The site was launched in November, 1999, shortly before Thanksgiving, with receipts dating back to 1996. The only Derek-written text was the about page and the main page; there was no other content besides the images. Over the next month, I submitted the site to numerous 'best of the web' websites that had sprung up in the mid-90s. From my parents' house at Christmas, I saw the first big spike in website traffic, and the receipt comments began to grow.

Early Site Life

Success

Site Death

Unceremoniously, the free hosting site that I used suddenly deleted my account. I had owned my own domain for several years, but was reluctant to move the site because of all the existing inbound links. I had planned to move it and place javascript redirects all throughout the existing site, but the waning popularity of the website didn't induce me to get things moving. When the site was deleted, I was missing a few month's of backups, but for the most part I had the functioning website intact -- but I didn't have the URL. I'd seen many other websites die during similar moves, because visitors drop off as soon as they get the 404 without trying to find the new home. I decided, unhappily, to let the site die without attempting to restart it on a different server.

Resurrection

In 2005, in around 10 minutes, I went through the various scripts and removed the ability to create new comments. After a few content edits to reflect the site's new status, I uploaded Derek's Big Archive of Wal-Mart Receipts to its current home. The only website to link to it was Fark, who was a big supporter in the early days, but the inability to comment removed the site's purpose. This reflects how the site's purpose was discussion, as I originally intended, as opposed to slideshow gawking. Were the site about receipts, it would have developed new traffic, but it hasn't. Most traffic today comes from strange search-engine queries.

Legacy

I'm not sure if Jeff, one of the main admins at Fark, was being sarcastic or not, but he pointed out in a Fark thread that the Receipt Site was their inspiration for adding user comments to the Fark website[1]Fark had linked to the Receipt Site once in their early days (and several times later), when their home page was simply a list of links in their now-famous format, sans comments. The addition of comments came as their popularity was growing, and helped spur the public's interest. The powers-that-be at Fark, hopefully, recognized that the content-directed discussions, without threads and with the barest of commenter information, was a simple and viable way to create an interactive site, without a lot of administrative overhead to keep discussions alive.

If you read the Receipt Site, you'll see how it experienced many of today's 'blog' standards: the "First Post" comment, running in-jokes and 'memes' only understood by the Regular users, snarky comments loaded with sexual innuendo, and the dominance of some users without them having any way to enforce their dominance.
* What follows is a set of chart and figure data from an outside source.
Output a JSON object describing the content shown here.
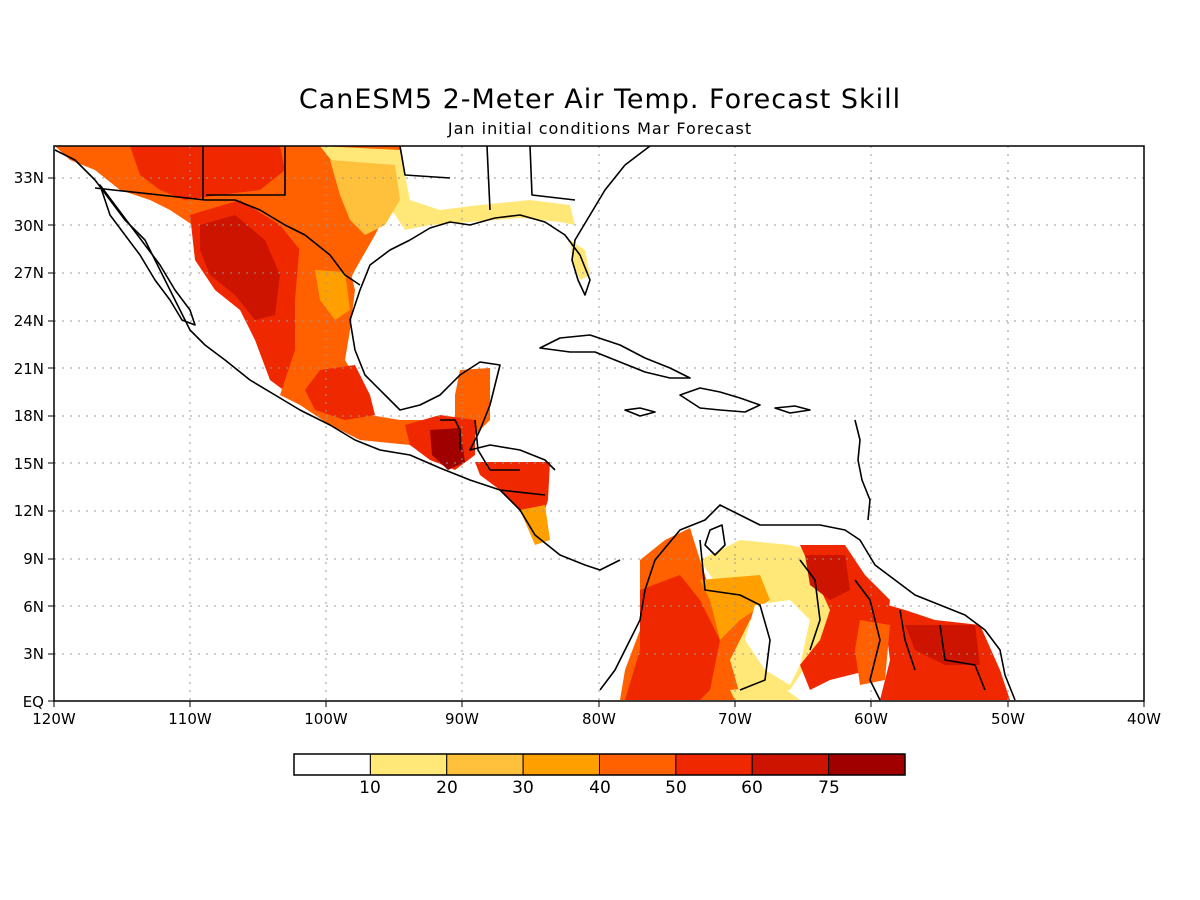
{
  "title": "CanESM5 2-Meter Air Temp. Forecast Skill",
  "subtitle": "Jan initial conditions  Mar Forecast",
  "map": {
    "projection": "equirectangular",
    "lon_range": [
      -120,
      -40
    ],
    "lat_range": [
      0,
      35
    ],
    "grid": "dotted",
    "lon_ticks": [
      "120W",
      "110W",
      "100W",
      "90W",
      "80W",
      "70W",
      "60W",
      "50W",
      "40W"
    ],
    "lat_ticks": [
      "EQ",
      "3N",
      "6N",
      "9N",
      "12N",
      "15N",
      "18N",
      "21N",
      "24N",
      "27N",
      "30N",
      "33N"
    ]
  },
  "colorbar": {
    "labels": [
      "10",
      "20",
      "30",
      "40",
      "50",
      "60",
      "75"
    ],
    "colors": [
      "#ffffff",
      "#ffe878",
      "#ffc03c",
      "#ffa000",
      "#ff6000",
      "#f02800",
      "#cc1400",
      "#a00000"
    ]
  },
  "regions": [
    {
      "name": "mexico-west",
      "level": 6
    },
    {
      "name": "mexico-east",
      "level": 4
    },
    {
      "name": "us-southwest",
      "level": 5
    },
    {
      "name": "us-gulf-coast",
      "level": 1
    },
    {
      "name": "guatemala",
      "level": 7
    },
    {
      "name": "yucatan",
      "level": 5
    },
    {
      "name": "honduras-nicaragua",
      "level": 5
    },
    {
      "name": "colombia",
      "level": 5
    },
    {
      "name": "venezuela-orinoco",
      "level": 1
    },
    {
      "name": "guyana-suriname",
      "level": 5
    }
  ]
}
These are also tag-alongs from the BBS days as well, and demonstrates some of the human nature that exists on the internet regardless of the site structure.

References

  1. (FARK.com: (280538) Derek's Wal-Mart Receipts (Oldie). In the very first post, Jeff (a Fark admin) writes: We liked the idea of commenting on Derek's purchases so much that we added comments to our articles shortly after linking to this site. The first Fark link was January 25, 2000; Comments were added to Fark on June 14, 2000. The second Fark link was October 12, 2000.